Foxton J rejected this argument for three reasons.
(1) The conclusions reached in Cruz City and DTEK were based on provisions in the Act which applied equally to all the powers under s.44(2), such as the opening words of s.44(1) (“unless otherwise agreed by the parties”). There is no language supporting differential treatment of the powers under s.44(2).
(2) Insofar as s. 44(2)(a) is concerned with letters of request issued to foreign courts for the taking of evidence from non-parties, such letters are not coercive orders directed at non-parties. Foxton J noted that the current position (namely that an English court can request a foreign court to exercise its coercive powers against non-parties but cannot exercise its own coercive powers) is “not a wholly happy one”.

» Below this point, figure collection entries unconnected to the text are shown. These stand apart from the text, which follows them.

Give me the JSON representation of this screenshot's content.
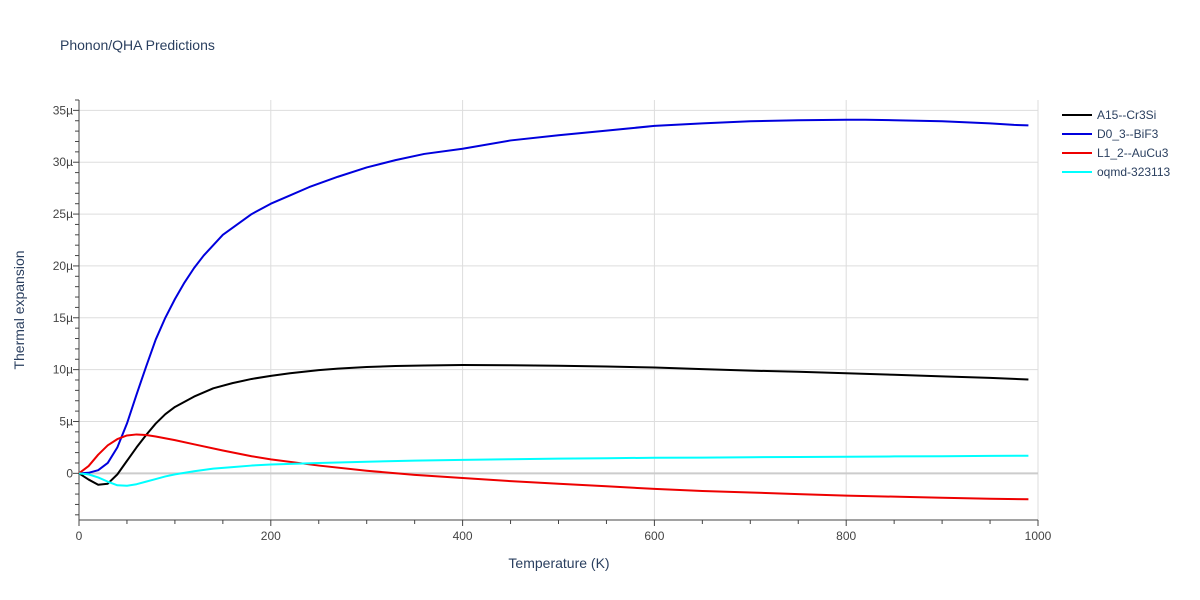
{
  "title": "Phonon/QHA Predictions",
  "chart_data": {
    "type": "line",
    "title": "Phonon/QHA Predictions",
    "xlabel": "Temperature (K)",
    "ylabel": "Thermal expansion",
    "xlim": [
      0,
      1000
    ],
    "ylim": [
      -4.5e-06,
      3.6e-05
    ],
    "grid": true,
    "legend": "top-right",
    "x_ticks": [
      {
        "value": 0,
        "label": "0"
      },
      {
        "value": 200,
        "label": "200"
      },
      {
        "value": 400,
        "label": "400"
      },
      {
        "value": 600,
        "label": "600"
      },
      {
        "value": 800,
        "label": "800"
      },
      {
        "value": 1000,
        "label": "1000"
      }
    ],
    "y_ticks": [
      {
        "value": 0,
        "label": "0"
      },
      {
        "value": 5e-06,
        "label": "5µ"
      },
      {
        "value": 1e-05,
        "label": "10µ"
      },
      {
        "value": 1.5e-05,
        "label": "15µ"
      },
      {
        "value": 2e-05,
        "label": "20µ"
      },
      {
        "value": 2.5e-05,
        "label": "25µ"
      },
      {
        "value": 3e-05,
        "label": "30µ"
      },
      {
        "value": 3.5e-05,
        "label": "35µ"
      }
    ],
    "series": [
      {
        "name": "A15--Cr3Si",
        "color": "#000000",
        "x": [
          0,
          10,
          20,
          30,
          40,
          50,
          60,
          70,
          80,
          90,
          100,
          120,
          140,
          160,
          180,
          200,
          220,
          250,
          270,
          300,
          330,
          360,
          400,
          450,
          500,
          550,
          600,
          650,
          700,
          750,
          800,
          850,
          900,
          950,
          990
        ],
        "y": [
          0,
          -6e-07,
          -1.1e-06,
          -1e-06,
          -1e-07,
          1.2e-06,
          2.5e-06,
          3.7e-06,
          4.8e-06,
          5.7e-06,
          6.4e-06,
          7.4e-06,
          8.2e-06,
          8.7e-06,
          9.1e-06,
          9.4e-06,
          9.65e-06,
          9.95e-06,
          1.01e-05,
          1.025e-05,
          1.035e-05,
          1.04e-05,
          1.045e-05,
          1.042e-05,
          1.038e-05,
          1.03e-05,
          1.02e-05,
          1.005e-05,
          9.9e-06,
          9.8e-06,
          9.65e-06,
          9.5e-06,
          9.35e-06,
          9.2e-06,
          9.05e-06
        ]
      },
      {
        "name": "D0_3--BiF3",
        "color": "#0000dd",
        "x": [
          0,
          10,
          20,
          30,
          40,
          50,
          60,
          70,
          80,
          90,
          100,
          110,
          120,
          130,
          140,
          150,
          165,
          180,
          200,
          220,
          240,
          270,
          300,
          330,
          360,
          400,
          450,
          500,
          550,
          600,
          650,
          700,
          750,
          800,
          820,
          850,
          900,
          950,
          975,
          990
        ],
        "y": [
          0,
          5e-08,
          3e-07,
          1e-06,
          2.5e-06,
          4.8e-06,
          7.6e-06,
          1.03e-05,
          1.29e-05,
          1.5e-05,
          1.68e-05,
          1.84e-05,
          1.98e-05,
          2.1e-05,
          2.2e-05,
          2.3e-05,
          2.4e-05,
          2.5e-05,
          2.6e-05,
          2.68e-05,
          2.76e-05,
          2.86e-05,
          2.95e-05,
          3.02e-05,
          3.08e-05,
          3.13e-05,
          3.21e-05,
          3.26e-05,
          3.305e-05,
          3.35e-05,
          3.375e-05,
          3.395e-05,
          3.405e-05,
          3.41e-05,
          3.41e-05,
          3.405e-05,
          3.395e-05,
          3.375e-05,
          3.36e-05,
          3.355e-05
        ]
      },
      {
        "name": "L1_2--AuCu3",
        "color": "#ee0000",
        "x": [
          0,
          10,
          20,
          30,
          40,
          50,
          60,
          70,
          80,
          100,
          120,
          150,
          180,
          200,
          250,
          300,
          350,
          400,
          450,
          500,
          550,
          600,
          650,
          700,
          750,
          800,
          850,
          900,
          950,
          990
        ],
        "y": [
          0,
          7e-07,
          1.8e-06,
          2.7e-06,
          3.3e-06,
          3.65e-06,
          3.75e-06,
          3.7e-06,
          3.55e-06,
          3.2e-06,
          2.8e-06,
          2.2e-06,
          1.65e-06,
          1.35e-06,
          7.5e-07,
          2.5e-07,
          -1.5e-07,
          -4.5e-07,
          -7.5e-07,
          -1e-06,
          -1.25e-06,
          -1.5e-06,
          -1.7e-06,
          -1.85e-06,
          -2e-06,
          -2.15e-06,
          -2.25e-06,
          -2.35e-06,
          -2.45e-06,
          -2.5e-06
        ]
      },
      {
        "name": "oqmd-323113",
        "color": "#00ffff",
        "x": [
          0,
          10,
          20,
          30,
          40,
          50,
          60,
          70,
          80,
          90,
          100,
          120,
          140,
          160,
          180,
          200,
          250,
          300,
          350,
          400,
          450,
          500,
          550,
          600,
          650,
          700,
          750,
          800,
          850,
          900,
          950,
          990
        ],
        "y": [
          0,
          -1e-07,
          -4e-07,
          -8e-07,
          -1.15e-06,
          -1.2e-06,
          -1.05e-06,
          -8e-07,
          -5.5e-07,
          -3e-07,
          -1e-07,
          2e-07,
          4.5e-07,
          6e-07,
          7.5e-07,
          8.5e-07,
          1e-06,
          1.12e-06,
          1.22e-06,
          1.3e-06,
          1.36e-06,
          1.42e-06,
          1.46e-06,
          1.5e-06,
          1.52e-06,
          1.55e-06,
          1.58e-06,
          1.6e-06,
          1.63e-06,
          1.65e-06,
          1.68e-06,
          1.7e-06
        ]
      }
    ]
  }
}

(3) Orders under s.44(2)(a) against non-parties would give rise to additional complications that would not arise in relation to other powers under s.44(2), namely how such a power would fit in with s. 43 of the Act (which contains specific provision for securing the attendance of witnesses).
Service out of the jurisdiction
Second, the Claimants sought to distinguish the present case from DTEK and Cruz City (in which permission to serve out was sought pursuant to CPR Rule 62.5(1)(b) and (c) respectively) on the grounds that there was no need for permission to serve out in this case as the Third Defendant is resident in England.
The argument advanced by the Claimants was that the difficulties in seeking s.44 relief against non-parties only arise where the application must be served out of the jurisdiction. Again, the Claimant’s view was mirrored by Merkin and Flannery in which it is contended that the court would have in personam jurisdiction over such a non-party and suggested that the issue has only arisen due to the poor drafting of CPR Part 62.
Foxton J did not accept this argument. The gateway for service out contained in CPR Rule 62.5(1)(b) requires nothing more than that “the claim is for an order under section 44 of the 1996 Act”. It follows that s.44 applications cannot have failed by reason of an inability to serve out of the jurisdiction but must have been because s.44 does not apply to non-parties.
Foxton J considered whether, had he had the jurisdiction to do so, he would have exercised his discretion to grant the order sought. He referred to Commerce & Industry Insurance Co at  in which Moore-Bick J indicated that the court should balance the relevance of the evidence to the arbitration with the likely inconvenience to the witness in so giving evidence.
In brief, Foxton J was satisfied that the Third Defendant’s evidence would be sufficiently relevant (subject to two caveats) and noted that there was no suggestion of any particular inconvenience to him. The two caveats were that his order would have also required the Claimants to provide a narrower, more focussed list of topics on which the Third Defendant would give evidence, and would have in all likelihood ordered him to produce a witness statement and then give evidence by video-link to the arbitration tribunal or before an examiner.
Permission to appeal
Foxton J gave permission to appeal so that the Court of Appeal could give a definitive ruling on the issue of whether s.44 permits orders to be made against non-parties.